In this issue of Blood, Nakasone et al report on an early biomarker for chronic graft-versus-host disease (cGVHD).1 In a prospective study, they demonstrated that the detection of multiple HY antibodies (HY-Abs) 3 months after female-to-male allogeneic hematopoietic cell transplant (allo-HCT) can predict cGVHD development, severity, and nonrelapse mortality (NRM).1
The therapeutic effect of allo-HCT is often complicated by GVHD due to a strong donor alloimmune response against patients’ healthy tissues.2 Although acute GVHD can be life threatening in the first months after HCT, cGVHD remains the major cause of long-term morbidity and NRM. Traditional cGVHD therapy with corticosteroids is not always effective, and alternative strategies based on more powerful immunosuppressive agents or on targeting B cells are not free of side effects. Hence, the discovery and validation of biomarkers that can predict the development, prognosis, and therapy response of patients with cGVHD are considered important tasks toward effective management of cGVHD.3
The study of Nakasone et al is perhaps one of the most successful attempts toward this goal, because numerous studies investigating the predictive value of various immune cell subsets or immune-related cytokines have not yet revealed an unambigious biomarker for cGVHD. Consistent with the emerging data supporting the involvement of B cells in cGVHD, an increased ratio between the B-cell activating factor (BAFF) and circulating B cells has recently been shown to predict cGVHD,4 but this promising biomarker awaits further validation.
Like several other investigators, Nakasone et al studied the predictive value of alloimmune responses against minor histocompatibility (H) antigens, because these polymorphic antigens are the major targets of donor alloimmunity after HLA-identical HCT.5 Several minor H antigens are encoded by autosomal genes. The specific antigens studied by Nakasone et al, however, are encoded by genes on the Y chromosome and are designated “H-Y antigens.” Because there is a considerable level of amino acid sequence difference between H-Y antigens and their homologous counterparts encoded by the X chromosome, H-Y antigens are highly immunogenic and contribute importantly to the development of alloimmunity in female-to-male transplants. Whereas all minor H antigens can induce T-cell responses, H-Y antigens have been shown to induce antibody responses as well.6
In the current study, Nakasone et al specifically focused on HY-Abs, because in a previous study, they had demonstrated evidence for increased titers of HY-Abs in patients with cGVHD.6 Since then, they set out to determine the predictive value of HY-Abs for cGVHD and have established a comprehensive repository containing longitudinally collected samples from allo-HCT patients and prospectively analyzed samples of 136 female-to-male transplant patients. Testing them against a microarray containing 6 recombinant H-Y proteins revealed persistent antibody responses to multiple H-Y antigens starting at 3 months after allo-HCT. In multivariate analyses, antibodies against individual H-Y antigens detected at 3 months displayed significant association with cGVHD and NRM. The development of antibodies against more H-Y antigens seemed to increase the risk of cGVHD; therefore, Nakasone et al developed the “HY score” (the sum of the detected HY-Abs). They were able to demonstrate that patients with a 3-month HY score of 4 to 6 had a fivefold and 20-fold increased risk of developing cGVHD and NRM, respectively, thereby validating the detection of antibody responses against H-Y antigens as an early biomarker for cGVHD.
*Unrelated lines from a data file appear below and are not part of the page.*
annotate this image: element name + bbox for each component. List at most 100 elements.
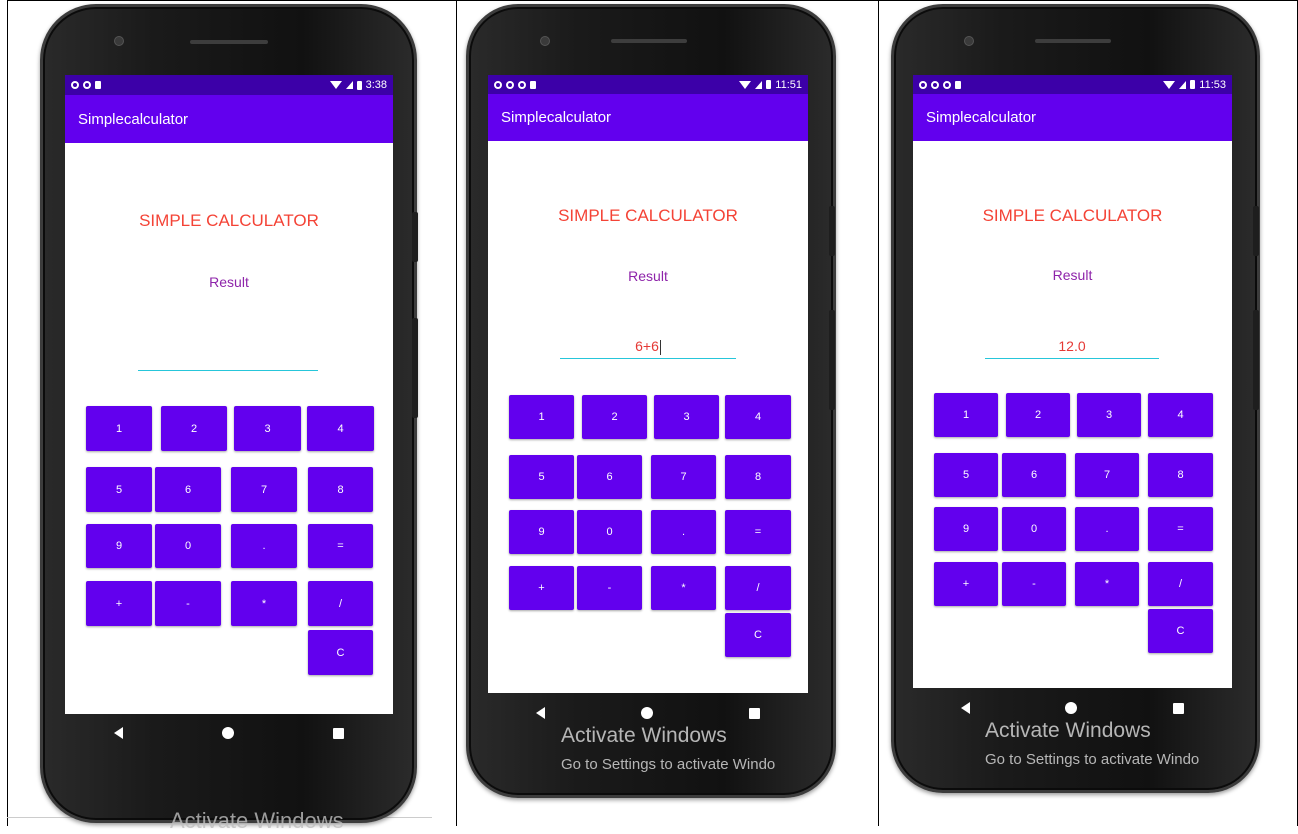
screen-1: 3:38 Simplecalculator SIMPLE CALCULATOR … — [65, 75, 393, 714]
key-8-button[interactable]: 8 — [1148, 453, 1213, 497]
page-title: SIMPLE CALCULATOR — [982, 206, 1163, 225]
key-multiply-button[interactable]: * — [651, 566, 716, 610]
key-6-button[interactable]: 6 — [577, 455, 642, 499]
key-minus-button[interactable]: - — [155, 581, 221, 626]
key-multiply-button[interactable]: * — [231, 581, 297, 626]
key-multiply-button[interactable]: * — [1075, 562, 1139, 606]
activate-windows-bottom: Activate Windows — [170, 808, 344, 833]
recents-icon[interactable] — [332, 727, 344, 739]
app-bar-title: Simplecalculator — [913, 94, 1232, 141]
recents-icon[interactable] — [749, 707, 760, 719]
camera-icon — [964, 36, 974, 46]
status-time: 11:53 — [1199, 78, 1226, 91]
key-minus-button[interactable]: - — [1002, 562, 1066, 606]
sd-card-icon — [95, 81, 101, 89]
key-dot-button[interactable]: . — [1075, 507, 1139, 551]
expression-input[interactable]: 12.0 — [985, 338, 1159, 359]
key-clear-button[interactable]: C — [1148, 609, 1213, 653]
home-icon[interactable] — [641, 707, 653, 719]
key-8-button[interactable]: 8 — [308, 467, 373, 512]
back-icon[interactable] — [536, 707, 545, 719]
signal-icon — [1179, 80, 1187, 89]
wifi-icon — [1163, 80, 1176, 89]
key-4-button[interactable]: 4 — [725, 395, 791, 439]
key-8-button[interactable]: 8 — [725, 455, 791, 499]
speaker-grille — [1035, 39, 1111, 43]
key-3-button[interactable]: 3 — [234, 406, 301, 451]
home-icon[interactable] — [221, 727, 234, 739]
key-divide-button[interactable]: / — [1148, 562, 1213, 606]
key-9-button[interactable]: 9 — [86, 524, 152, 568]
key-minus-button[interactable]: - — [577, 566, 642, 610]
app-bar-title: Simplecalculator — [488, 94, 808, 141]
speaker-grille — [611, 39, 687, 43]
key-1-button[interactable]: 1 — [509, 395, 574, 439]
key-0-button[interactable]: 0 — [155, 524, 221, 568]
notification-icon — [931, 80, 939, 89]
key-7-button[interactable]: 7 — [651, 455, 716, 499]
result-label: Result — [628, 268, 668, 284]
activate-windows-title: Activate Windows — [985, 719, 1151, 742]
speaker-grille — [190, 40, 268, 44]
back-icon[interactable] — [960, 702, 970, 714]
key-divide-button[interactable]: / — [308, 581, 373, 626]
notification-icon — [71, 81, 79, 89]
key-7-button[interactable]: 7 — [231, 467, 297, 512]
key-equals-button[interactable]: = — [725, 510, 791, 554]
status-time: 3:38 — [365, 79, 387, 91]
key-plus-button[interactable]: + — [934, 562, 998, 606]
key-6-button[interactable]: 6 — [155, 467, 221, 512]
key-1-button[interactable]: 1 — [934, 393, 998, 437]
notification-icon — [83, 81, 91, 89]
key-equals-button[interactable]: = — [1148, 507, 1213, 551]
key-2-button[interactable]: 2 — [1006, 393, 1070, 437]
recents-icon[interactable] — [1173, 702, 1185, 714]
battery-icon — [1190, 80, 1196, 89]
expression-input[interactable]: 6+6 — [560, 338, 736, 359]
status-bar: 11:53 — [913, 75, 1232, 94]
screen-2: 11:51 Simplecalculator SIMPLE CALCULATOR… — [488, 75, 808, 693]
key-3-button[interactable]: 3 — [1077, 393, 1141, 437]
notification-icon — [506, 80, 514, 89]
system-nav-bar — [488, 706, 808, 720]
sd-card-icon — [530, 80, 536, 89]
power-button-3 — [1253, 310, 1259, 410]
key-equals-button[interactable]: = — [308, 524, 373, 568]
key-3-button[interactable]: 3 — [654, 395, 719, 439]
key-clear-button[interactable]: C — [725, 613, 791, 657]
status-bar: 3:38 — [65, 75, 393, 95]
key-6-button[interactable]: 6 — [1002, 453, 1066, 497]
expression-input[interactable] — [138, 350, 318, 371]
key-2-button[interactable]: 2 — [161, 406, 227, 451]
status-bar: 11:51 — [488, 75, 808, 94]
key-divide-button[interactable]: / — [725, 566, 791, 610]
key-9-button[interactable]: 9 — [509, 510, 574, 554]
key-dot-button[interactable]: . — [231, 524, 297, 568]
key-0-button[interactable]: 0 — [577, 510, 642, 554]
key-4-button[interactable]: 4 — [1148, 393, 1213, 437]
back-icon[interactable] — [114, 727, 124, 739]
key-4-button[interactable]: 4 — [307, 406, 374, 451]
home-icon[interactable] — [1065, 702, 1078, 714]
key-5-button[interactable]: 5 — [934, 453, 998, 497]
activate-windows-subtitle: Go to Settings to activate Windo — [985, 751, 1200, 768]
key-plus-button[interactable]: + — [86, 581, 152, 626]
key-9-button[interactable]: 9 — [934, 507, 998, 551]
key-clear-button[interactable]: C — [308, 630, 373, 675]
system-nav-bar — [65, 725, 393, 741]
key-7-button[interactable]: 7 — [1075, 453, 1139, 497]
camera-icon — [540, 36, 550, 46]
table-border-1 — [456, 0, 457, 826]
key-1-button[interactable]: 1 — [86, 406, 152, 451]
screen-3: 11:53 Simplecalculator SIMPLE CALCULATOR… — [913, 75, 1232, 688]
result-label: Result — [209, 274, 249, 290]
page-title: SIMPLE CALCULATOR — [139, 211, 319, 230]
key-0-button[interactable]: 0 — [1002, 507, 1066, 551]
key-5-button[interactable]: 5 — [509, 455, 574, 499]
key-5-button[interactable]: 5 — [86, 467, 152, 512]
signal-icon — [345, 81, 353, 89]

This discovery may have important clinical implications. As also suggested by Nakasone et al, a high HY score could be instrumental in selecting patients for experimental cGVHD-prevention trials through targeting B cells either with antibodies or with the Bruton tyrosine kinase inhibitor ibrutinib, which effectively ameliorates cGVHD in murine models.7 This study may also stimulate research toward identification of antibody-based biomarkers for patients who do not receive a sex-mismatched HCT. One option is to start searching for antibodies against autosomal minor H antigens. These efforts may require the intensification of the promising research toward identification of novel minor H antigens,8 because many of the currently known autosomal minor H antigens contain only a few amino acid polymorphisms and may not induce robust antibody responses. It may therefore be relevant to identify more minor H antigens as a result of gene deletions or frame shifts, because in those cases, the whole protein can be a target of alloantibodies. Alternatively, the early development of autoantibodies could be investigated as a predictive biomarker for cGVHD. Lastly, it would be interesting to study whether combining such a predictive score with those of other promising biomarkers, such as elevated BAFF/B-cell ratios, could increase the predictive value of alloantibody-based biomarkers.
Conflict-of-interest disclosure: The author has received research support from Genmab and Janssen Pharmaceuticals.